Aspose.Words.Pdf2Word.FixedFormats.PdfFixedRenderer pdfRenderer = new Aspose.Words.Pdf2Word.FixedFormats.PdfFixedRenderer();
using (FileStream pdfStream = File.OpenRead(@"C:\Temp\in.pdf"))
{
    Aspose.Words.Pdf2Word.FixedFormats.PdfFixedOptions opt = new Aspose.Words.Pdf2Word.FixedFormats.PdfFixedOptions();
    opt.ImageFormat = Aspose.Words.Pdf2Word.FixedFormats.FixedImageFormat.Png;
    IReadOnlyList<Stream> images = pdfRenderer.SavePdfAsImages(pdfStream, opt);
    for (int frameIdx = 0; frameIdx < images.Count; frameIdx++)
    {
        using (Stream imgStream = images[frameIdx])
        using (FileStream imgFile = File.Create(string.Format(@"C:\Temp\out_{0}.png", frameIdx)))
        {
            imgStream.CopyTo(imgFile);
        }
    }
}

Thanks for the reply.
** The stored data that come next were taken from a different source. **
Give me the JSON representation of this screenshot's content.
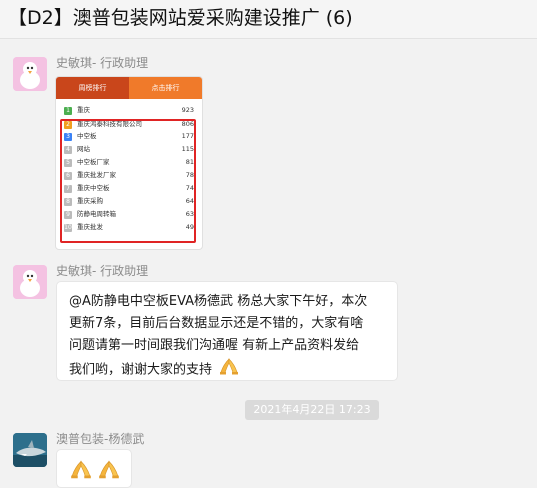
{
  "window": {
    "title": "【D2】澳普包装网站爱采购建设推广 (6)"
  },
  "ranking_image": {
    "tabs": [
      "周榜排行",
      "点击排行"
    ],
    "rows": [
      {
        "rank": "1",
        "name": "重庆",
        "value": "923"
      },
      {
        "rank": "2",
        "name": "重庆鸿泰科技有限公司",
        "value": "806"
      },
      {
        "rank": "3",
        "name": "中空板",
        "value": "177"
      },
      {
        "rank": "4",
        "name": "网站",
        "value": "115"
      },
      {
        "rank": "5",
        "name": "中空板厂家",
        "value": "81"
      },
      {
        "rank": "6",
        "name": "重庆批发厂家",
        "value": "78"
      },
      {
        "rank": "7",
        "name": "重庆中空板",
        "value": "74"
      },
      {
        "rank": "8",
        "name": "重庆采购",
        "value": "64"
      },
      {
        "rank": "9",
        "name": "防静电周转箱",
        "value": "63"
      },
      {
        "rank": "10",
        "name": "重庆批发",
        "value": "49"
      }
    ]
  },
  "messages": [
    {
      "sender": "史敏琪- 行政助理",
      "type": "image"
    },
    {
      "sender": "史敏琪- 行政助理",
      "lines": [
        "@A防静电中空板EVA杨德武 杨总大家下午好，本次",
        "更新7条，目前后台数据显示还是不错的，大家有啥",
        "问题请第一时间跟我们沟通喔   有新上产品资料发给",
        "我们哟，谢谢大家的支持"
      ]
    },
    {
      "sender": "澳普包装-杨德武",
      "type": "emoji"
    }
  ],
  "timestamp": "2021年4月22日 17:23",
  "icons": {
    "hands": "folded-hands-icon",
    "bird": "bird-avatar-icon",
    "shark": "shark-avatar-icon"
  },
  "colors": {
    "highlight": "#e02424",
    "tab_active": "#c9461b",
    "tab_inactive": "#f07a2a"
  }
}
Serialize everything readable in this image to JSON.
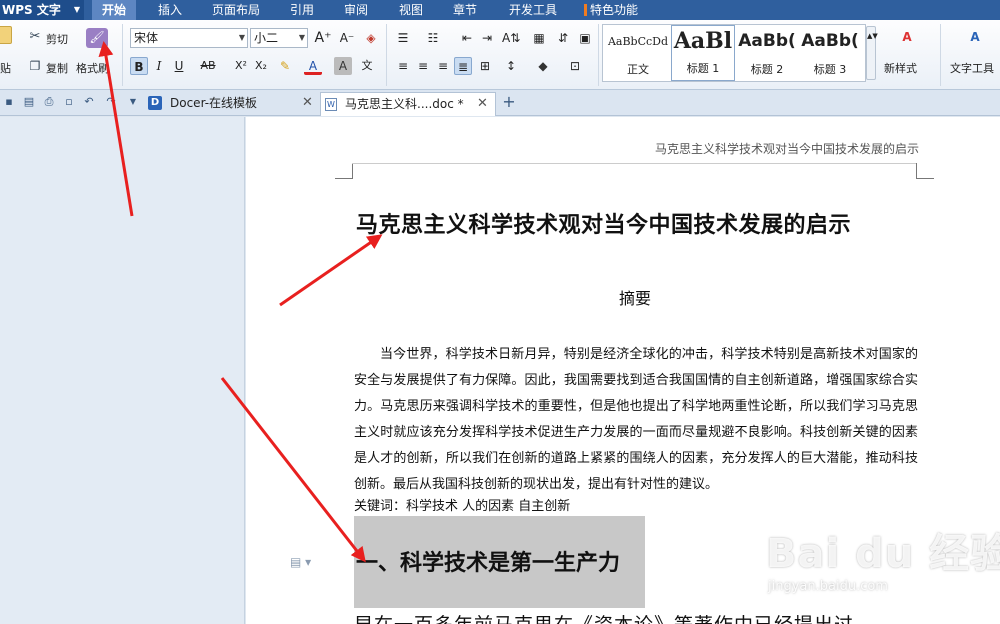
{
  "app": {
    "name": "WPS 文字"
  },
  "menu": {
    "tabs": [
      "开始",
      "插入",
      "页面布局",
      "引用",
      "审阅",
      "视图",
      "章节",
      "开发工具",
      "特色功能"
    ],
    "active": "开始"
  },
  "ribbon": {
    "paste": "贴",
    "cut": "剪切",
    "copy": "复制",
    "format_painter": "格式刷",
    "font_name": "宋体",
    "font_size": "小二",
    "styles": [
      {
        "sample": "AaBbCcDd",
        "name": "正文"
      },
      {
        "sample": "AaBl",
        "name": "标题 1"
      },
      {
        "sample": "AaBb(",
        "name": "标题 2"
      },
      {
        "sample": "AaBb(",
        "name": "标题 3"
      }
    ],
    "new_style": "新样式",
    "text_tools": "文字工具"
  },
  "tabs": {
    "docer": "Docer-在线模板",
    "document": "马克思主义科....doc *"
  },
  "document": {
    "header": "马克思主义科学技术观对当今中国技术发展的启示",
    "title": "马克思主义科学技术观对当今中国技术发展的启示",
    "abstract_heading": "摘要",
    "abstract_body": "当今世界，科学技术日新月异，特别是经济全球化的冲击，科学技术特别是高新技术对国家的安全与发展提供了有力保障。因此，我国需要找到适合我国国情的自主创新道路，增强国家综合实力。马克思历来强调科学技术的重要性，但是他也提出了科学地两重性论断，所以我们学习马克思主义时就应该充分发挥科学技术促进生产力发展的一面而尽量规避不良影响。科技创新关键的因素是人才的创新，所以我们在创新的道路上紧紧的围绕人的因素，充分发挥人的巨大潜能，推动科技创新。最后从我国科技创新的现状出发，提出有针对性的建议。",
    "keywords": "关键词：科学技术  人的因素  自主创新",
    "heading1": "一、科学技术是第一生产力",
    "next_line": "早在一百多年前马克思在《资本论》等著作中已经提出过"
  },
  "watermark": {
    "brand": "Bai du 经验",
    "url": "jingyan.baidu.com"
  },
  "colors": {
    "menubar": "#2f5f9e",
    "arrow": "#e8201f",
    "selection": "#c8c8c8"
  }
}
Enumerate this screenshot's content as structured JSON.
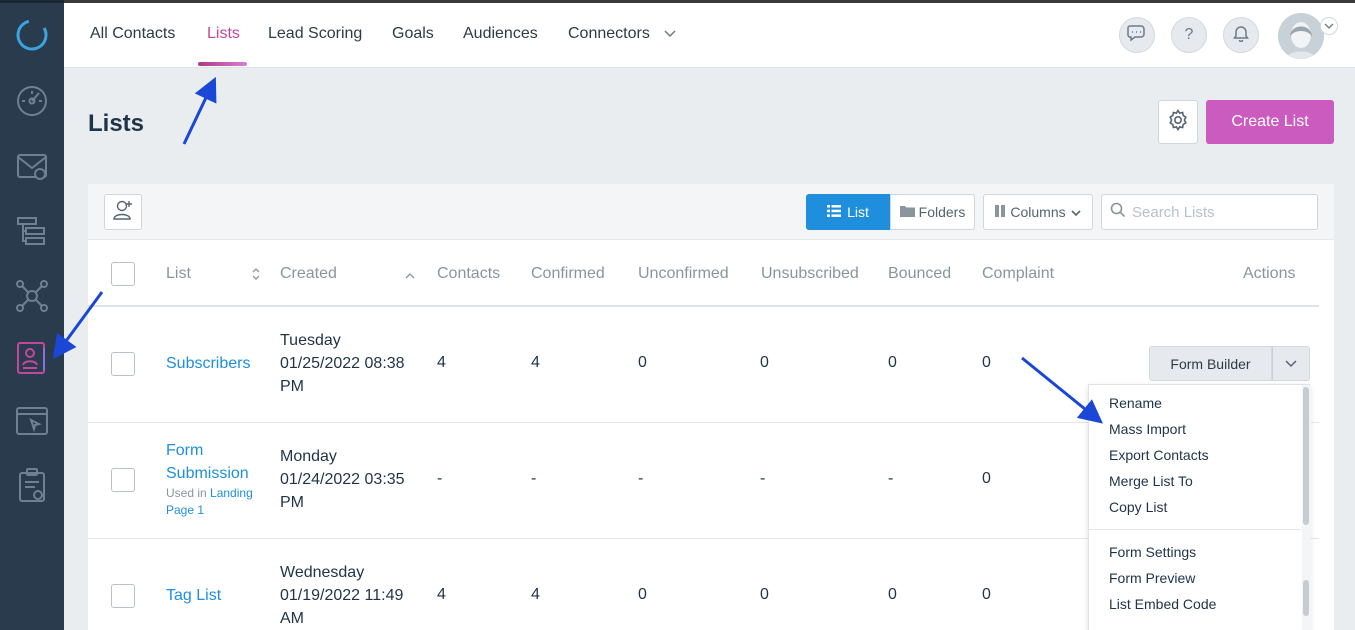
{
  "nav": {
    "tabs": [
      {
        "label": "All Contacts"
      },
      {
        "label": "Lists"
      },
      {
        "label": "Lead Scoring"
      },
      {
        "label": "Goals"
      },
      {
        "label": "Audiences"
      },
      {
        "label": "Connectors"
      }
    ],
    "active_tab": "Lists",
    "help_label": "?"
  },
  "page": {
    "title": "Lists",
    "create_button": "Create List"
  },
  "toolbar": {
    "list_view": "List",
    "folders_view": "Folders",
    "columns": "Columns",
    "search_placeholder": "Search Lists"
  },
  "table": {
    "headers": [
      "List",
      "Created",
      "Contacts",
      "Confirmed",
      "Unconfirmed",
      "Unsubscribed",
      "Bounced",
      "Complaint",
      "Actions"
    ],
    "rows": [
      {
        "name": "Subscribers",
        "created_day": "Tuesday",
        "created_date": "01/25/2022 08:38",
        "created_ampm": "PM",
        "contacts": "4",
        "confirmed": "4",
        "unconfirmed": "0",
        "unsubscribed": "0",
        "bounced": "0",
        "complaint": "0"
      },
      {
        "name_line1": "Form",
        "name_line2": "Submission",
        "used_in_prefix": "Used in",
        "used_in_link1": "Landing",
        "used_in_link2": "Page 1",
        "created_day": "Monday",
        "created_date": "01/24/2022 03:35",
        "created_ampm": "PM",
        "contacts": "-",
        "confirmed": "-",
        "unconfirmed": "-",
        "unsubscribed": "-",
        "bounced": "-",
        "complaint": "0"
      },
      {
        "name": "Tag List",
        "created_day": "Wednesday",
        "created_date": "01/19/2022 11:49",
        "created_ampm": "AM",
        "contacts": "4",
        "confirmed": "4",
        "unconfirmed": "0",
        "unsubscribed": "0",
        "bounced": "0",
        "complaint": "0"
      }
    ],
    "form_builder_label": "Form Builder"
  },
  "actions_menu": {
    "group1": [
      "Rename",
      "Mass Import",
      "Export Contacts",
      "Merge List To",
      "Copy List"
    ],
    "group2": [
      "Form Settings",
      "Form Preview",
      "List Embed Code"
    ]
  },
  "colors": {
    "sidebar": "#2a3b4d",
    "accent_pink": "#cc5bbf",
    "accent_blue": "#1f8fdd",
    "arrow_blue": "#1a47d6"
  }
}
I will try your proposed solution.

I would also rather like to use Aspose.PDF directly, but unfortunately this library still not works under Linux as it requires System.Drawing.Common, which is only available under Windows as you know. For Aspose.Slides you already using your own implementation, but not for Aspose.PDF.

Also I like to ask, Is there a way to specify a font folder like with the Document in Aspose.Word?

@bitterlich

Aspose.PDF provides Aspose.PDF.Drawing package, which is variation of Aspose.PDF that does not required System.Drawing.Common:
https://docs.aspose.com/pdf/net/drawing/

It is not quite clear what you mean. You can specify font location using font settings:
https://docs.aspose.com/words/net/specifying-truetype-fonts-location/

Or you mean specifying fonts used by Pdf2Word while rendering PDF document? If so there is no way to set font location in this case.

Wow, this is great news. I wasn’t aware of.

Is there also a version like this for Aspose.Cells?

@bitterlich

It would be better to ask in Aspose.Cells support forum. My colleagues from Aspose.Cells team will answer you shortly.